Emperor Hadrian and the Jews
Emperor Hadrian took power in 118 A.D. and when he came to power, he promised the Jews that they could rebuild their temple and return to their homeland in Jerusalem. Most of the Jews were previously dispelled from their home land in 70 A.D. So when Hadrian made this promise they got excited about the thought of returning home. However, Hadrian tricked the Jews and never had any intention of fulfilling his promise. He outraged them to the point of rebellion when he created a law that forbade them from performing circumcisions.

The Jews Prepare for War
The Jews could no longer take being treated inhumanely, so they started to secretly prepare for war. They started to build, and stock hideouts in caves and they started to amass weapons in secrecy. This went on for five years. Word of this rebellion spread to different Jewish communities around the empire, and many Jews started to prepare in the same manner. They had a leader named Joshua ben Hananiah, who kept them from rebelling until the time was right. Another leader named Shimon Bar Kokhba then became the most important leader of the movement. He then started to send his forces around the empire to terrorize Roman forces. Hadrian stayed in Jerusalem for a short while because he wanted to turn the city into a new metropolis called Aelia. The Jews did not revolt while he was there but when he left they decided to start the war.

The Jews Rebel
Around 132 A.D., the Jews attacked the Romans after the emperor decided to harass the Jews even further. The Jews spread the word to rebel to other cities and the Jews all over the empire began to revolt. Cyrene Libya was one of the most active places where the Jews were attacking the Greeks and Romans. They were killing and massacring many people, and Hadrian had no choice but to send his forces to this area and in Alexandria, Egypt to stop them.

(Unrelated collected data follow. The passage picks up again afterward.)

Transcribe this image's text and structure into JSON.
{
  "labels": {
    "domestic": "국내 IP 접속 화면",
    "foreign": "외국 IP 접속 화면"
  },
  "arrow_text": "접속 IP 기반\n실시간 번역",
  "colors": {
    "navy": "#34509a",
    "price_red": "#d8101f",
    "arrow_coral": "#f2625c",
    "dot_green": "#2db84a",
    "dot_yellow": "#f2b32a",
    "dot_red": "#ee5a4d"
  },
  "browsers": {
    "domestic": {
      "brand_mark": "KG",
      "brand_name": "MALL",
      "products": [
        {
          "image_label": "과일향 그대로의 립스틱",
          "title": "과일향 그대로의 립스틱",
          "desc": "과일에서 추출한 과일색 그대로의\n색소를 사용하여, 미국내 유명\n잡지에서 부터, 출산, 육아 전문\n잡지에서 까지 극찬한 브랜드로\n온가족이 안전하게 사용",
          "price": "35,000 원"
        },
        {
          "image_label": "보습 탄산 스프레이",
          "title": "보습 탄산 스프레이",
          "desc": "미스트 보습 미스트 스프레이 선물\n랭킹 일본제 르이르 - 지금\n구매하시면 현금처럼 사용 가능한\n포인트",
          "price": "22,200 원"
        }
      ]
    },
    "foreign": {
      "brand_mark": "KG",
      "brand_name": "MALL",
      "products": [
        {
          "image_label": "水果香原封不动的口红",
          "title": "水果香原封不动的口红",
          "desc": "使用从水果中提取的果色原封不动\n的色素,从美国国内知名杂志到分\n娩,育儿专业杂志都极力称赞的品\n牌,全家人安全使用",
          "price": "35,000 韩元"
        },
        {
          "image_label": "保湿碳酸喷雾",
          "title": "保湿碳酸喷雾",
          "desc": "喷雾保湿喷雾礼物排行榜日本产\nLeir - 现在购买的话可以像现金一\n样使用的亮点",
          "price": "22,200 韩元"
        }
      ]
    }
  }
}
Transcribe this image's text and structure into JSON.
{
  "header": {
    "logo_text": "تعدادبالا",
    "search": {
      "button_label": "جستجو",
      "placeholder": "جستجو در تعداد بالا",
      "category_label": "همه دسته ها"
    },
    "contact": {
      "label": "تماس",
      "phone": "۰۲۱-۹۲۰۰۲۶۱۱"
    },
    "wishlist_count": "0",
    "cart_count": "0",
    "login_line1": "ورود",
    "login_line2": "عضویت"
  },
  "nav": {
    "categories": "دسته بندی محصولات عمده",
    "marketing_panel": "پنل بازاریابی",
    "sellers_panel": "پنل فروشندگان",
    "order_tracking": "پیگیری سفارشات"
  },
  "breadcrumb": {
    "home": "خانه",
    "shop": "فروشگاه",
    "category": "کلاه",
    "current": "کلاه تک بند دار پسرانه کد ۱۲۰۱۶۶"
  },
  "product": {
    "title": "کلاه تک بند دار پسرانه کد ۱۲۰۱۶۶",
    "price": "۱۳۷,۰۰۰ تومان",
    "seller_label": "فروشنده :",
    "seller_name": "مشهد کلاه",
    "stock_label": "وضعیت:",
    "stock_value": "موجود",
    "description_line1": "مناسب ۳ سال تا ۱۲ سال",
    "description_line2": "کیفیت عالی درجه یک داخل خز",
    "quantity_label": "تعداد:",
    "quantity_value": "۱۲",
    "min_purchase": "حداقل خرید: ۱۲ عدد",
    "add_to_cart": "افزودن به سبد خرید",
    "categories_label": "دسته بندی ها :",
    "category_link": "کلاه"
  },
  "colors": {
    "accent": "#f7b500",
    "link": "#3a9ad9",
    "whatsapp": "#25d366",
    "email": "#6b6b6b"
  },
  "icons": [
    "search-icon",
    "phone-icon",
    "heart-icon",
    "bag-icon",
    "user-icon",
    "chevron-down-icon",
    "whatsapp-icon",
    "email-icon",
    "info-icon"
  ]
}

The Jews initially defeated the Romans in Syria and other key areas. They primarily took over fortresses and cities that would be their undoing in the end. The Romans were losing a lot of ground and could not contain the fury of the Jewish rebels so they decided to capture as many fortresses and cities as they could from the Jews. When they did, they ended up cutting off important supplies and food from the Jewish rebels.

The Jews slowly starved, and they could no longer continue to fight without food and supplies. They staged a final battle in Bethar near the headquarters of Bar Kokhba. The Romans surrounded the Jews in this area, and the final showdown began. Every Jew who was present at Bar Kokhba lost their life during this battle. The Romans suffered heavy casualties and were extremely angry about the situation. The remaining Jewish people could not bury their country men for at least 6 days after the conflict ended.

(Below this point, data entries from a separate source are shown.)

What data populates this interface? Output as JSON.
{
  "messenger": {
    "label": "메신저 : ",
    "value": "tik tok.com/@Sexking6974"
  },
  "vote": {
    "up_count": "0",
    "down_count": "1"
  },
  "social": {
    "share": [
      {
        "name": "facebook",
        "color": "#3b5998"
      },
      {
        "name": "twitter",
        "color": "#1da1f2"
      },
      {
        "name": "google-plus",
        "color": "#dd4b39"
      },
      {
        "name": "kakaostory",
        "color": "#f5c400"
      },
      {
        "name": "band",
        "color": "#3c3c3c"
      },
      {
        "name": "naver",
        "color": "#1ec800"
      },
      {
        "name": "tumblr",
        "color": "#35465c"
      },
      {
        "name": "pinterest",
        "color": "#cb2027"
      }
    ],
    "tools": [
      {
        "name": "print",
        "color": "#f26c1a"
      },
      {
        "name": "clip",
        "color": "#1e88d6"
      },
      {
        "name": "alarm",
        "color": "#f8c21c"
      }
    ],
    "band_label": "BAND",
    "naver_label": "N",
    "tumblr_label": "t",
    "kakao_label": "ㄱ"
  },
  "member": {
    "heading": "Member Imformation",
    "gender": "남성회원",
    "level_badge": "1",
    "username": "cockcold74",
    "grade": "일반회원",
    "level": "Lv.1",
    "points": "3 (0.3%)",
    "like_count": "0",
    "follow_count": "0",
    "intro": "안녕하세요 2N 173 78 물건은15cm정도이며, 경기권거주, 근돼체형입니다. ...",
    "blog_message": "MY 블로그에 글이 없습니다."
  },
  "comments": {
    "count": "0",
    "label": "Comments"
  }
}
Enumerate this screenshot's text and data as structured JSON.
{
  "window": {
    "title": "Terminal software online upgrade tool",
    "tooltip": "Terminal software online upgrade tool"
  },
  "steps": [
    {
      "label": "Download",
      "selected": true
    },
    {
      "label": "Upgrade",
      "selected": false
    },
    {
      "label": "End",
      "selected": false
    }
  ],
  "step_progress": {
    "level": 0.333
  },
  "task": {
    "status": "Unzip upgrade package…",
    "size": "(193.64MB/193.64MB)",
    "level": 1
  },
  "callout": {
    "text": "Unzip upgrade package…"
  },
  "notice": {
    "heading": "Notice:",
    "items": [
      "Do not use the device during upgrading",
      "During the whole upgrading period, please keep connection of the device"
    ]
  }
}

When the war was finished, Hadrian immediately set out to finish off any last resistance. He then exiled and deported Jews to different parts of the empire. He passed many anti-Jewish laws and changed the name of Judea to Syria-Palestine. Though Jerusalem is still remembered by its primary name, Hadrian changed its name to Aelia Capitolina. The few Jews that remained in the city were fortunate enough to still call this place home even though they could no longer worship or live as they pleased.